The Federal Trade Commission and six state attorneys general sued apartment-finding service Roomster and the online review platform AppWinn for allegedly duping customers with fake reviews.

In a complaint unveiled this week, the FTC and attorneys general say Roomster used phony reviews to lure customers into paying for information about apartment listings -- which often were themselves phony.

The complaint alleges that since at least 2016, Roomster, assisted by AppWinn, “inundated the internet with tens of thousands of fake positive reviews to bolster their false claims that properties listed on their Roomster platform are real, available, and verified.”

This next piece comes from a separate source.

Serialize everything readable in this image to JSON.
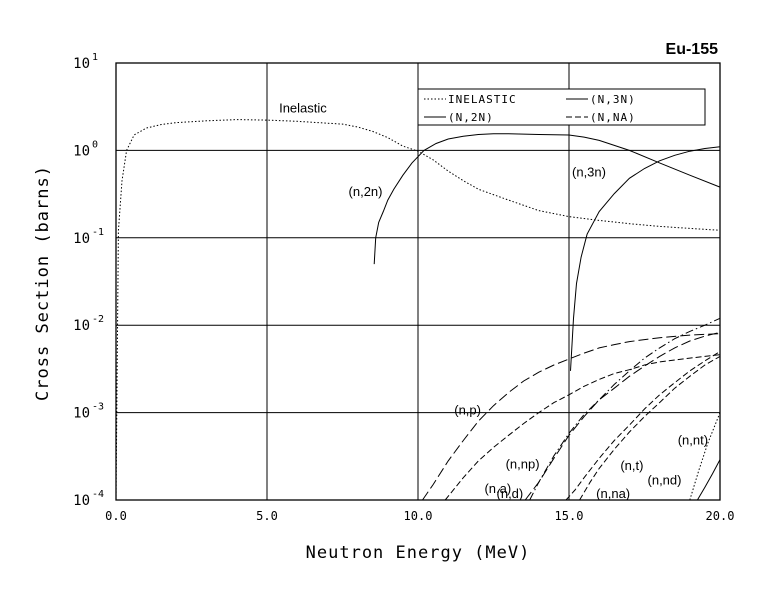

AppWinn founder Jonathan Martinez agreed to settle the allegations by paying $100,000 to the six states that sued -- California, Colorado, Florida, Illinois, Massachusetts and New York. Martinez also agreed to other conditions, including that he cooperate with the FTC in its lawsuit against Roomster, and that he inform Apple and Google app stores about the fake reviews.

Roomster says the lawsuit is “meritless,” and that the company will defend itself in court.

“The FTC is clearly overreaching in a performative attempt to protect consumers, when in reality there is a lack of understanding of our business,” Roomster CEO John S. Shriber said Tuesday in a post on the company's site.

"We have helped millions of subscribers find simple and safe rooming solutions and will continue to do so in a legal and ethical manner," Shriber wrote. 

He also said AppWinn's Martinez was “the sole individual responsible for the fake reviews,” adding that Martinez's agreement with the FTC deprives Roomster of due process.

“As part of the agreement ... Martinez is obligated to contact major app stores to provide them the same information he provided the FTC, which could be extremely harmful to our business,” Shriber wrote. “This represents another example of the gross overreach by the FTC.”

The complaint, which was brought in federal court in the Southern District of New York, includes an allegation that an “undercover investigation” showed that Roomster “immediately accepted and published a fake listing with a U.S. Postal Office commercial facility address.”

Roomster allegedly failed to verify the listing, which was for an apartment at a below-market rate, according to the complaint.

“To lend credence to their misrepresentations that their listings are authentic and verified, the Roomster defendants, often with the help of defendant Martinez, saturate the internet with tens of thousands of 4 and 5 star fake reviews, including through app stores, where the Roomster defendants do most of their business,” the complaint alleges.